The OPM hack continues creating havoc as reported on the Nextgov website. They have a story titled “Ransomware Emails Use OPM Breach To Lure Victims” ( This is a “must read” story for the countless current and former federal employees whose personal information was hacked in the breach. And, as the story emphasizes, the alert is important for even non-current or former federal employees as the personal information of family members and others might have also been obtained by the hackers.

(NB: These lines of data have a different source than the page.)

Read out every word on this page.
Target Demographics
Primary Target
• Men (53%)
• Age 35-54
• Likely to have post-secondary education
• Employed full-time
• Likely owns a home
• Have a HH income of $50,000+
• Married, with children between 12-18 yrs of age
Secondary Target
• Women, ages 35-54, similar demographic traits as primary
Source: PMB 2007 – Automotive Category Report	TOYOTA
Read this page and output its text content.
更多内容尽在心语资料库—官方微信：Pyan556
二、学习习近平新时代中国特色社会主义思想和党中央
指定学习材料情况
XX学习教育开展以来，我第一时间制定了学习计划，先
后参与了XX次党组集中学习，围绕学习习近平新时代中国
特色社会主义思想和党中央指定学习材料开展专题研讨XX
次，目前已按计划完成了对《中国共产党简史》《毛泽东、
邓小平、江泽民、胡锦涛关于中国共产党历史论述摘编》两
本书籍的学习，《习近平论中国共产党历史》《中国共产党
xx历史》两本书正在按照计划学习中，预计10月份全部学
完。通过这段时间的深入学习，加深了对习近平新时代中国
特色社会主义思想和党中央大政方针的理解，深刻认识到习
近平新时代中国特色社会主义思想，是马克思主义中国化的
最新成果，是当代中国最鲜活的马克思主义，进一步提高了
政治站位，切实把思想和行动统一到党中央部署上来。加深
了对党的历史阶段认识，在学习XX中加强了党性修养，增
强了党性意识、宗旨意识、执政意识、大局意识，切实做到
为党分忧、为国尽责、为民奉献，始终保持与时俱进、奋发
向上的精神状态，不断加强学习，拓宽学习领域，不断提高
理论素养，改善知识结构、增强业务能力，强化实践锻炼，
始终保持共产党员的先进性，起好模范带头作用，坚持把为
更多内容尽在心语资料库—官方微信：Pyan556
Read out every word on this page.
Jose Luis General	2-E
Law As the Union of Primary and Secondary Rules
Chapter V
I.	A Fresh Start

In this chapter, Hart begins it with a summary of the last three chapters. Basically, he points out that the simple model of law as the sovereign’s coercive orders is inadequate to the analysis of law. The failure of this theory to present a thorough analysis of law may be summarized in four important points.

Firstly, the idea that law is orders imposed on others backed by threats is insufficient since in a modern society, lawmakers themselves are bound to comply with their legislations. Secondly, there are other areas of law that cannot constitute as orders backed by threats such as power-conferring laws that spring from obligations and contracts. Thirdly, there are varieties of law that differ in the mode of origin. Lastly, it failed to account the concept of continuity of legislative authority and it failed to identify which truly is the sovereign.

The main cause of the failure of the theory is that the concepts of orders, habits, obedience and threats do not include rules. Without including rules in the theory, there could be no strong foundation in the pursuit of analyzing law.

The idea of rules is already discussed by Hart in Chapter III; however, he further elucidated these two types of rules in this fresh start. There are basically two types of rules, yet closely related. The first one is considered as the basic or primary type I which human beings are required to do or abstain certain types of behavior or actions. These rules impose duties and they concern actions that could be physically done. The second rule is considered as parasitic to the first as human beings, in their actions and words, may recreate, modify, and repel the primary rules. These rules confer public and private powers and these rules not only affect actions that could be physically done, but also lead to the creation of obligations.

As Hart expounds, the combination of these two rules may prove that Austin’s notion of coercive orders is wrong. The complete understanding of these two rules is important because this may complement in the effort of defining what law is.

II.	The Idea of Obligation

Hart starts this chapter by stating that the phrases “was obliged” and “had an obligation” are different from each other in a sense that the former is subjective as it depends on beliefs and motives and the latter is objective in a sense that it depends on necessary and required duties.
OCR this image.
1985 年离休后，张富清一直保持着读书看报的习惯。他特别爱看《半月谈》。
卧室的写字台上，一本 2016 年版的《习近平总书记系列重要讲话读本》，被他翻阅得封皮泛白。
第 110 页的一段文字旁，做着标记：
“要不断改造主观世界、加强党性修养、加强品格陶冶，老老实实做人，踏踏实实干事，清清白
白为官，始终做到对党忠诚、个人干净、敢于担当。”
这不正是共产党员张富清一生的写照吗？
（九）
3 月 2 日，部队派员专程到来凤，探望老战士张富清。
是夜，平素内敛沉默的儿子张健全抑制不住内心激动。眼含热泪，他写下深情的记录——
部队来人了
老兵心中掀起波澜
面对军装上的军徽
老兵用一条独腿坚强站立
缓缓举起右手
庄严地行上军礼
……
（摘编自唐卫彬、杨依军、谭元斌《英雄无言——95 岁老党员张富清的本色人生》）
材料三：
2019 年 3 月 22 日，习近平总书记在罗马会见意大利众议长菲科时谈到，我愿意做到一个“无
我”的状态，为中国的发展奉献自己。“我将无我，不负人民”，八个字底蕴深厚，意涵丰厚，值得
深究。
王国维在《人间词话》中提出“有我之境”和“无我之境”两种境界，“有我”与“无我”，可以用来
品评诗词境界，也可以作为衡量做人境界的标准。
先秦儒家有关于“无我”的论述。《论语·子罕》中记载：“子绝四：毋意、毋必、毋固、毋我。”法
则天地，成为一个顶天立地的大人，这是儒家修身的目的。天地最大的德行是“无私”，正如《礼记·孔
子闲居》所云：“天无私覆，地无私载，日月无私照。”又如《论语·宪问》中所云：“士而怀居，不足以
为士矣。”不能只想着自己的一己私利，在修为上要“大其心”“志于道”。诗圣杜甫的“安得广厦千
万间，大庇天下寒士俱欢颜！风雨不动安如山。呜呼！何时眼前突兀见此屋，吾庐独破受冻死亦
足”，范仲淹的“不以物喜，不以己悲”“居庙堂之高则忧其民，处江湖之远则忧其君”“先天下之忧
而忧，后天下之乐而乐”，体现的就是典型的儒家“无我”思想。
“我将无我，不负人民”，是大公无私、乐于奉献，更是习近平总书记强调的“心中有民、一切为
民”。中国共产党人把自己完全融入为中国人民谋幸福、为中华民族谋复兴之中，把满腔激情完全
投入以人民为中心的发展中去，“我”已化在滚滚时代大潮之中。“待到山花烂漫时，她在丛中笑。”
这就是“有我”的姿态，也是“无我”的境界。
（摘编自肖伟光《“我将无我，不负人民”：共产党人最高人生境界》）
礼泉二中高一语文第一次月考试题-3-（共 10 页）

Emails from hackers were sent out on Tuesday, November 8th. Anyone receiving an email that is allegedly from an OPM “account manager” must delete it ASAP! The email, per the Nextgov article, says that there’s been “suspicious movements” in the email recipients account. The email has an attachment that it says the recipients should open to learn about these allegedly suspicious activities.

Do not open it! The attachment has malware that will lock and then encrypt the recipients’ computer until and unless they pay a ransom.

The scheme was uncovered by the firm PhishMe; Brendan Griffin, a PhishMe Malware Analyst, told Nextgov that the ransomware email was likely sent to millions of individuals. How to tell if the email is part of this ransomware scheme? As the Nextgov article highlights, the email contains typos and poor grammar.

So — again — be very careful if you got one of these emails — and be aware of any similar schemes in future emails that appear to be from OPM.